Tool for loading substructures and reading proteins
CD – Made tool to load monomer info and assign chemistry to…
MS – Show you’re showing how proteins could be done in this framework
CD – Yes
MS – Can this get out to an OpenMM simulation?
CD – I haven’t tried that yet
MS – A good test will be whether it crashes/simulates stably
CD – Agree, and I’d like to run this on the homopolymers that were provided.
MS – So if we did a protein with PEG grafted on, we’d just need to describe the residue where the joining happens, right?
CD – Mostly, yes.
(General) – It would be necessary to define the attachment point residue without one of the Hs
JW - why is “Met-special” needed? (MRS: instead of a cap?)
CD: normal met has one connection point, actually has a nitrogen with 3 hydrogen.
MS – This seems more like a capping thing than a new residue. For any atom can you add a H and increase the formal charge.
JW – Seems tricky, since the C term caps are either OH, O-, or nothing (where this capping definition works), but the N terminal protonation would change the chemistry of the monomer of itself.
MS – Also important to have both NH3 and NH2 be recognized, since both would be valid inputs. This could be seen as two separate things: Capping with an H (to become NH2), and then reacting to gain another H (to become NH3+)
CD – I don’t want to create protonation states
JW - NH2 and NH3 are reasonable caps. Do we want it to react after as well?
MS – Want a way to handle protonation and tautomerization. These are things that happen after polymerization.
CD – User could handle this using existing functionality. Substructure library would need to become 2-3x bigger (for different N and C terminal protonation cases)
MS- does this fit in?
JW - As a plug in. As a distant future. What will be helpful. Installed as a package. Here’s a method.
CD - helper functions to be rewritten later. Relies on networkx, but maybe rdkit could as well.
MRS will generate a list of PDBs that we can experiment with loading+minimizing
JW – SMARTS look good. Not sure about separation of monomers and caps.
CD – We’ll probably want to answer “what are caps and are they necessary?”
JW – I know that “no caps, monomers only” works, because that’s what I have implemented, and it’s clear what’s broken when something breaks.

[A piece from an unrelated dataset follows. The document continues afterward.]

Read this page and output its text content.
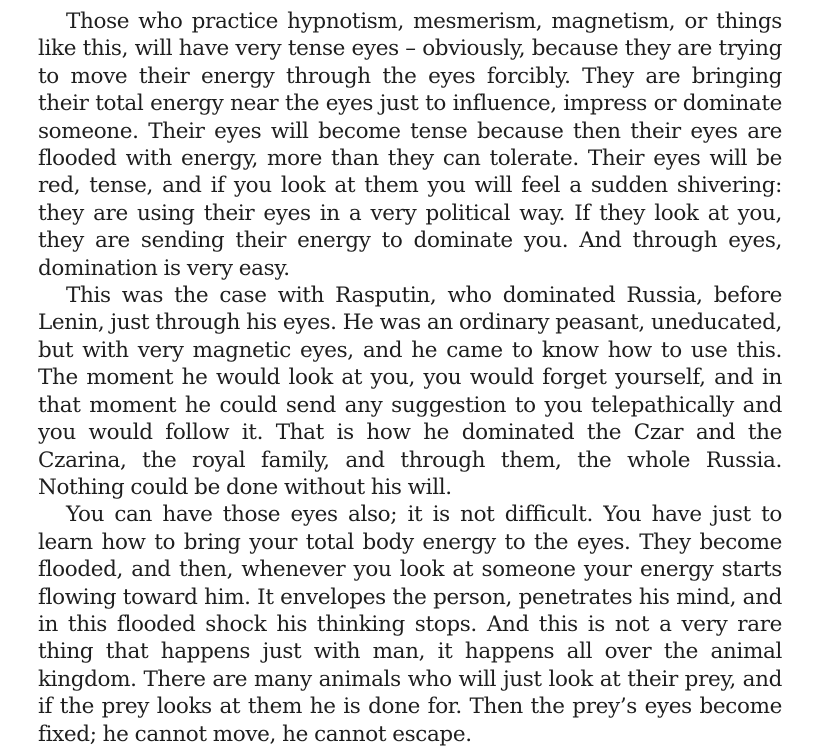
Those who practice hypnotism, mesmerism, magnetism, or things like this, will have very tense eyes – obviously, because they are trying to move their energy through the eyes forcibly. They are bringing their total energy near the eyes just to influence, impress or dominate someone. Their eyes will become tense because then their eyes are flooded with energy, more than they can tolerate. Their eyes will be red, tense, and if you look at them you will feel a sudden shivering: they are using their eyes in a very political way. If they look at you, they are sending their energy to dominate you. And through eyes, domination is very easy.

This was the case with Rasputin, who dominated Russia, before Lenin, just through his eyes. He was an ordinary peasant, uneducated, but with very magnetic eyes, and he came to know how to use this. The moment he would look at you, you would forget yourself, and in that moment he could send any suggestion to you telepathically and you would follow it. That is how he dominated the Czar and the Czarina, the royal family, and through them, the whole Russia. Nothing could be done without his will.

You can have those eyes also; it is not difficult. You have just to learn how to bring your total body energy to the eyes. They become flooded, and then, whenever you look at someone your energy starts flowing toward him. It envelopes the person, penetrates his mind, and in this flooded shock his thinking stops. And this is not a very rare thing that happens just with man, it happens all over the animal kingdom. There are many animals who will just look at their prey, and if the prey looks at them he is done for. Then the prey’s eyes become fixed; he cannot move, he cannot escape.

CD – Looking at an N term, it’ll either be NH3, NH2, or amide bond. The NH2 and the amide bond are identical as far as the nitrogen can tell. So we’d only need two forms of the N - Trivalent+neutral, and tetravalent+positive.
JW – Technically the NH2 and amide chemistries are different, but as far as kekule-land goes we can consider them to be the same.
…
JW – As a thought experiment, why do we consider different C terminal protonations as caps of the same residue, but GLU and GLH as totally separate residues? The chemistries differ in the same way.
CD – If we treat sidechain protonations as caps, the algorithm would need to search through 2^3 permutations instead of 2^2
JW – True, so I think that either approach can handle anything we throw at it. It just seems arbitrary to say that an OH->O- transformation in one place makes it a different residue, but an OH->O- transformation somewhere else in the same monomer is just a different cap.
CD – The guiding principle here might be user convenience. Users could totally avoid using caps by instead defining each different form of a residue to be an entire monomer on its own (leaving the capping section blank).
JW – Ok, that’s convincing that the “no caps” approach would be able to handle anything that the “yes caps” approach could.
(General) So the “yes caps” version of a substructure dict is kinda a compressed version of the “no caps/all explicit permutations” version of the same substructure database.
CD – Chemistry assignment using a substructure dict with no caps would effectively use the same code paths as from_pdb
JW – Probably a good way forward is to ensure that any substructure dict that is made with caps can be “uncompressed” to not have caps and accomplish the same job.
JW – Separately, we should kekulize monomer infos so that there aren’t any 1.5-order bonds. But that can be fixed in the future.